Polymers aren’t just a subject in chemistry – they’re all around us. Natural fibers like hair and bamboo and synthetic materials like rubber and plastic are all made (on the molecular level) of chains of polymers. Whether it’s waterless formulations, new packaging, or furthering research with recycling technologies. P&G R&D scientists have spent decades accelerating the discovery and manufacturing of sustainable polymers. And we’re not alone!

The National Science Foundation (NSF) is also working to tackle global challenges in plastic waste and polymer development. In fact, this year the NSF is partnering with industry leaders (like P&G) to launch a multimillion-dollar research funding opportunity aimed at exploring sustainable solutions that could change the way the CPG industry manufactures goods.

The NSF’s Sustainable Polymers Enabled by Emerging Data Analytics (SPEED) program encourages research communities to harness emerging data tools, such as AI and machine learning, to develop more sustainable polymers. The SPEED program also aims to develop the ideal workforce to support the incorporation of these techniques, supporting about 400 companies each year, and fostering an environment conducive to bringing innovation ideas to market.

Procter & Gamble Senior Vice Presidents Gerard Baillely, PhD, and Lee Ellen Drechsler, PhD, support this program as an innovation priority, “We celebrate over 50 years of advancing the research, design and industrialization of polymers with tangible benefits to quality of life across multiple applications and with robust human safety and environmental compatibility. Now with the SPEED program, we bring the power of data science, advanced research, and new STEM talent to continue driving polymer innovation and look forward to the opportunities ahead.”

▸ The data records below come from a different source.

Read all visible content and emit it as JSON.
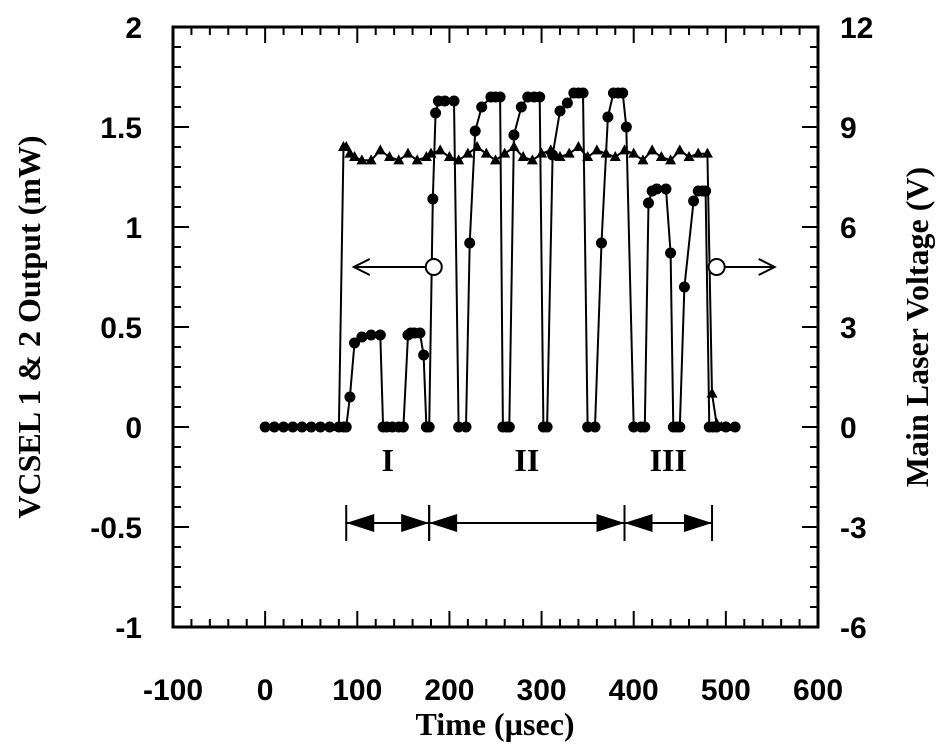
{
  "chart_data": {
    "type": "line",
    "xlabel": "Time  (µsec)",
    "ylabel": "VCSEL 1 & 2 Output (mW)",
    "y2label": "Main Laser Voltage  (V)",
    "xlim": [
      -100,
      600
    ],
    "ylim": [
      -1,
      2
    ],
    "y2lim": [
      -6,
      12
    ],
    "xticks": [
      "-100",
      "0",
      "100",
      "200",
      "300",
      "400",
      "500",
      "600"
    ],
    "yticks": [
      "-1",
      "-0.5",
      "0",
      "0.5",
      "1",
      "1.5",
      "2"
    ],
    "y2ticks": [
      "-6",
      "-3",
      "0",
      "3",
      "6",
      "9",
      "12"
    ],
    "regions": [
      {
        "label": "I",
        "start": 88,
        "end": 178
      },
      {
        "label": "II",
        "start": 178,
        "end": 390
      },
      {
        "label": "III",
        "start": 390,
        "end": 485
      }
    ],
    "annotations": [
      {
        "marker": "open-circle",
        "x": 183,
        "y": 0.8,
        "arrow": "left"
      },
      {
        "marker": "open-circle",
        "x": 490,
        "y": 0.8,
        "arrow": "right"
      }
    ],
    "series": [
      {
        "marker": "circle",
        "axis": "left",
        "x": [
          0,
          10,
          20,
          30,
          40,
          50,
          60,
          70,
          80,
          85,
          88,
          92,
          97,
          105,
          115,
          125,
          128,
          132,
          138,
          145,
          150,
          155,
          158,
          162,
          168,
          172,
          175,
          178,
          182,
          185,
          188,
          195,
          205,
          210,
          218,
          222,
          228,
          235,
          245,
          250,
          255,
          258,
          262,
          265,
          270,
          278,
          285,
          292,
          298,
          302,
          306,
          312,
          320,
          328,
          335,
          340,
          345,
          350,
          358,
          365,
          372,
          378,
          383,
          388,
          392,
          400,
          408,
          412,
          416,
          420,
          425,
          435,
          440,
          443,
          447,
          450,
          455,
          465,
          470,
          475,
          478,
          482,
          486,
          490,
          500,
          510
        ],
        "y": [
          0,
          0,
          0,
          0,
          0,
          0,
          0,
          0,
          0,
          0,
          0,
          0.15,
          0.42,
          0.45,
          0.46,
          0.46,
          0,
          0,
          0,
          0,
          0,
          0.46,
          0.47,
          0.47,
          0.47,
          0.36,
          0,
          0,
          1.14,
          1.57,
          1.63,
          1.63,
          1.63,
          0,
          0,
          0.92,
          1.48,
          1.6,
          1.65,
          1.65,
          1.65,
          0,
          0,
          0,
          1.46,
          1.6,
          1.65,
          1.65,
          1.65,
          0,
          0,
          1.36,
          1.58,
          1.62,
          1.67,
          1.67,
          1.67,
          0,
          0,
          0.92,
          1.55,
          1.67,
          1.67,
          1.67,
          1.5,
          0,
          0,
          0,
          1.12,
          1.18,
          1.19,
          1.19,
          0.87,
          0,
          0,
          0,
          0.7,
          1.13,
          1.18,
          1.18,
          1.18,
          0,
          0,
          0,
          0,
          0
        ]
      },
      {
        "marker": "triangle",
        "axis": "right",
        "x": [
          80,
          85,
          88,
          92,
          97,
          105,
          115,
          125,
          135,
          145,
          155,
          165,
          175,
          180,
          190,
          200,
          210,
          220,
          230,
          240,
          250,
          260,
          270,
          280,
          290,
          300,
          310,
          320,
          330,
          340,
          350,
          360,
          370,
          380,
          390,
          400,
          410,
          420,
          430,
          440,
          450,
          460,
          470,
          480,
          485,
          490,
          495,
          500
        ],
        "y": [
          0,
          8.4,
          8.4,
          8.2,
          8.1,
          8.0,
          8.0,
          8.3,
          8.1,
          8.0,
          8.2,
          8.0,
          8.1,
          8.2,
          8.3,
          8.1,
          8.0,
          8.2,
          8.4,
          8.2,
          8.0,
          8.2,
          8.4,
          8.1,
          8.0,
          8.2,
          8.3,
          8.1,
          8.2,
          8.4,
          8.1,
          8.3,
          8.2,
          8.1,
          8.3,
          8.2,
          8.0,
          8.3,
          8.1,
          8.0,
          8.3,
          8.1,
          8.2,
          8.2,
          1.0,
          0.1,
          0,
          0
        ]
      }
    ]
  }
}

Procter & Gamble Senior Vice Presidents Gerard Baillely, PhD, and Lee Ellen Drechsler, PhD

NSF announced the launch of the SPEED program stating, "Synthetic polymers are in many products and materials used by our society, from concrete and plastics to paper and rubber," says NSF Chemistry Division Director David Berkowitz. "Melding frontier chemistry with advanced data science tools to design and commercialize new high-value polymers can reduce pollution and waste — and ultimately enhance the health of our planet and the resiliency of our communities."

The SPEED program will push the industry toward a more sustainable future that we can all agree is welcome progress. We are pleased to join this effort alongside PepsiCo., The Dow Company, BASF, and IBM.